Her underlip curled over her teeth. She bit down slightly. After a little, she said, “Alex and D. D.—I understand them. Alex is a man of many frustrations. Nothing he has ever done turned out quite right. He’s one of those people who’re always off balance in the world, and he seethes with the continuous effort to get in the rhythm of living.” Her eyes drifted toward the empty window, the darkening sky beyond. “There are so many like him …"
“And D. D.?”
“She lives in a lonely world of icebergs.” Maria Scanlon’s brows quirked. Briefly, she was pleased with herself. It was my guess that she was telling herself that her remark had been dreadfully astute, one she must remember. “D. D.'s moral lapses are made consciously, Ed. The efforts of a person striking at the emptiness of her life.”
“You seem to know a lot about the Lessards,” I said, “to have just met them.”

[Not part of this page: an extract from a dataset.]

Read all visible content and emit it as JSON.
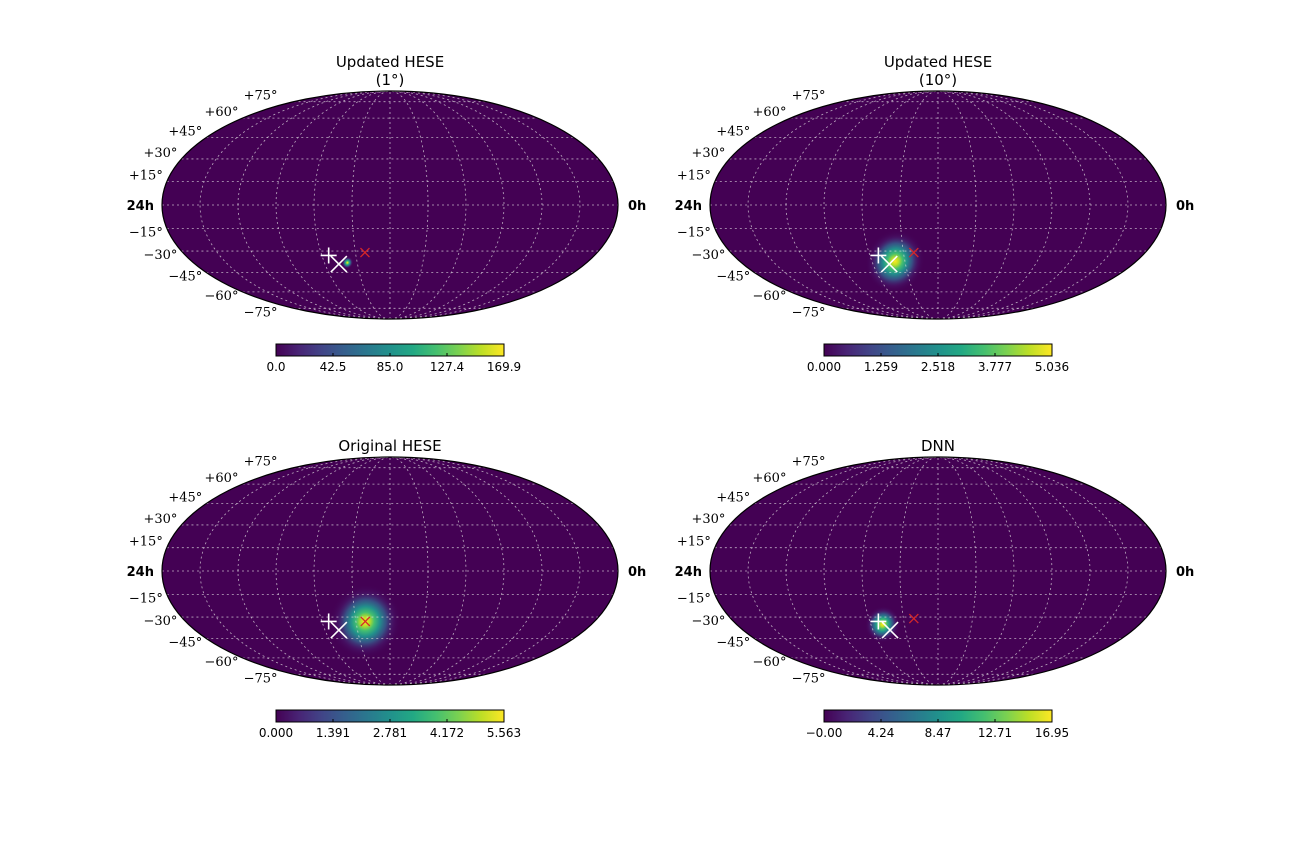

“I don’t need to be around people forever to sum them up,” she said quietly.
“Then the loose way the Lessards seem to live is not their fault?”

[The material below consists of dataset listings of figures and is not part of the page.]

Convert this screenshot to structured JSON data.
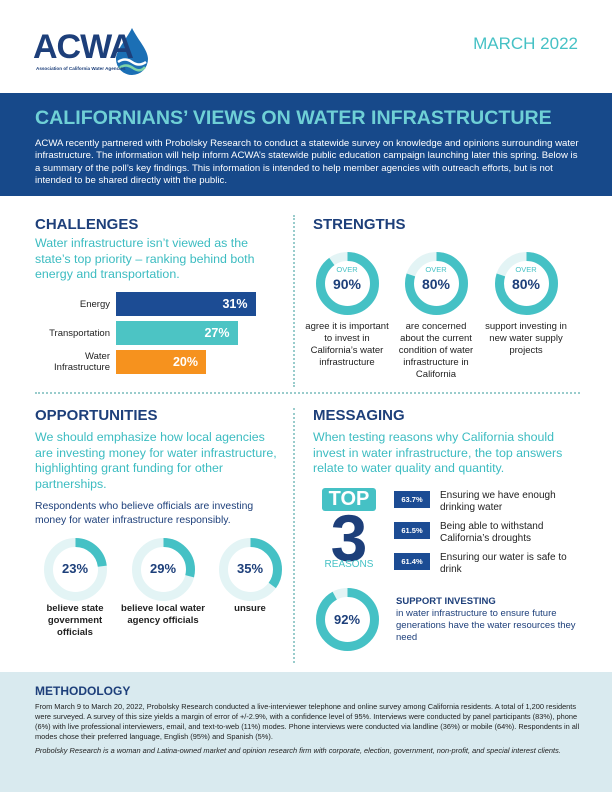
{
  "header": {
    "logo": "ACWA",
    "logo_subtitle": "Association of California Water Agencies",
    "date": "MARCH 2022"
  },
  "banner": {
    "title": "CALIFORNIANS’ VIEWS ON WATER INFRASTRUCTURE",
    "intro": "ACWA recently partnered with Probolsky Research to conduct a statewide survey on knowledge and opinions surrounding water infrastructure. The information will help inform ACWA’s statewide public education campaign launching later this spring. Below is a summary of the poll’s key findings. This information is intended to help member agencies with outreach efforts, but is not intended to be shared directly with the public."
  },
  "challenges": {
    "heading": "CHALLENGES",
    "lead": "Water infrastructure isn’t viewed as the state’s top priority – ranking behind both energy and transportation.",
    "bars": [
      {
        "label": "Energy",
        "value": 31,
        "value_label": "31%",
        "color": "#1c4c94"
      },
      {
        "label": "Transportation",
        "value": 27,
        "value_label": "27%",
        "color": "#4cc4c4"
      },
      {
        "label": "Water Infrastructure",
        "value": 20,
        "value_label": "20%",
        "color": "#f6921e"
      }
    ]
  },
  "strengths": {
    "heading": "STRENGTHS",
    "items": [
      {
        "prefix": "OVER",
        "value": 90,
        "value_label": "90%",
        "caption": "agree it is important to invest in California’s water infrastructure"
      },
      {
        "prefix": "OVER",
        "value": 80,
        "value_label": "80%",
        "caption": "are concerned about the current condition of water infrastructure in California"
      },
      {
        "prefix": "OVER",
        "value": 80,
        "value_label": "80%",
        "caption": "support investing in new water supply projects"
      }
    ]
  },
  "opportunities": {
    "heading": "OPPORTUNITIES",
    "lead": "We should emphasize how local agencies are investing money for water infrastructure, highlighting grant funding for other partnerships.",
    "subhead": "Respondents who believe officials are investing money for water infrastructure responsibly.",
    "items": [
      {
        "value": 23,
        "value_label": "23%",
        "caption": "believe state government officials"
      },
      {
        "value": 29,
        "value_label": "29%",
        "caption": "believe local water agency officials"
      },
      {
        "value": 35,
        "value_label": "35%",
        "caption": "unsure"
      }
    ]
  },
  "messaging": {
    "heading": "MESSAGING",
    "lead": "When testing reasons why California should invest in water infrastructure, the top answers relate to water quality and quantity.",
    "top": {
      "word": "TOP",
      "number": "3",
      "caption": "REASONS"
    },
    "reasons": [
      {
        "value": 63.7,
        "value_label": "63.7%",
        "text": "Ensuring we have enough drinking water"
      },
      {
        "value": 61.5,
        "value_label": "61.5%",
        "text": "Being able to withstand California’s droughts"
      },
      {
        "value": 61.4,
        "value_label": "61.4%",
        "text": "Ensuring our water is safe to drink"
      }
    ],
    "support": {
      "value": 92,
      "value_label": "92%",
      "heading": "SUPPORT INVESTING",
      "text": "in water infrastructure to ensure future generations have the water resources they need"
    }
  },
  "methodology": {
    "heading": "METHODOLOGY",
    "body": "From March 9 to March 20, 2022, Probolsky Research conducted a live-interviewer telephone and online survey among California residents. A total of 1,200 residents were surveyed. A survey of this size yields a margin of error of +/-2.9%, with a confidence level of 95%. Interviews were conducted by panel participants (83%), phone (6%) with live professional interviewers, email, and text-to-web (11%) modes. Phone interviews were conducted via landline (36%) or mobile (64%). Respondents in all modes chose their preferred language, English (95%) and Spanish (5%).",
    "note": "Probolsky Research is a woman and Latina-owned market and opinion research firm with corporate, election, government, non-profit, and special interest clients."
  }
}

“Oh, no. There’s a spark of brilliance in both Alex and his daughter. If society had provided the right conditions, their talents would have borne fruit.”
She enjoyed clichés. I wondered how many textbooks she had read.
I leaned toward her. “But you’re afraid of them.”
“No….”
“Not for yourself. For Jack, maybe.”
She didn’t answer that.
“Jack has been behaving quite well,” she said finally. “But if something has disappeared from the Sprite …"
“You’re afraid they’ll think Jack took it.”
“Not the Lessards.”
“Kincaid and Smith?”
“I don’t know. I just don’t know.” She folded her arms and hugged herself. Her heavy bosom squeezed up like overly heavy twin udders. She got up, obeying the call of the brandy bottle.
I waited.
She gave the brandy bottle a heavier tap. I wond
ered how much of that stuff she could take in without showing it. Probably more than most men.
“Kincaid and Smith been around?” I asked.
“Yes. Several times. I thought nothing of it. After all, they were Alex Lessard’s employees. But in the light of what you said when we last met … I really have worried about it.”
“They’ve got Jack into something?”
She looked at me levelly. “Not yet. I’m sure of it. But if they sneaked something aboard that boat and have lost it … Jack’s inclined toward what he calls deals. They attract him. Of course it’s because he knew such poverty in early life. He was ambitious. He wanted decent things, like everybody else. They were denied him, and he developed this … this urge to take shortcuts.”
“You think Kincaid and Smith might ring your husband in?”
“If they need help—and I can’t let that happen.”
“What can you do?” I asked.
“Keep circumstances in proper arrangement.”
“That’s a pretty tall order, Mrs. Scanlon. Even some good statesmen have tried.”
“But my area is smaller. One man. Not a state or a nation, I—I know what is needed.”
“What is that?”
“Money.”
The word brought a short silence.
I began to suspect the bait with which she’d hooked Scanlon. “How much did you have?”
“I—my parents—they didn’t understand. They cut me off when I married Jack, the narrow-minded … I wish they were dead!” She wiped the corner of her mouth with the back of her hand. “I had a few thousand, my own. An inheritance from a grandparent, my maternal grandmother.”
“It’s gone?”
She eased to the edge of the couch. “Almost, but I can get more.”
“That’s where I come in? The job you wanted done?”
She nodded. “My grandmother’s jewelry is in a safety deposit box in a New Orleans bank. As a private detective you’re bonded, aren’t you?”
I nodded.
“Then it’s simple,” she said. “You’ll go to New Orleans and bring the jewels to me.”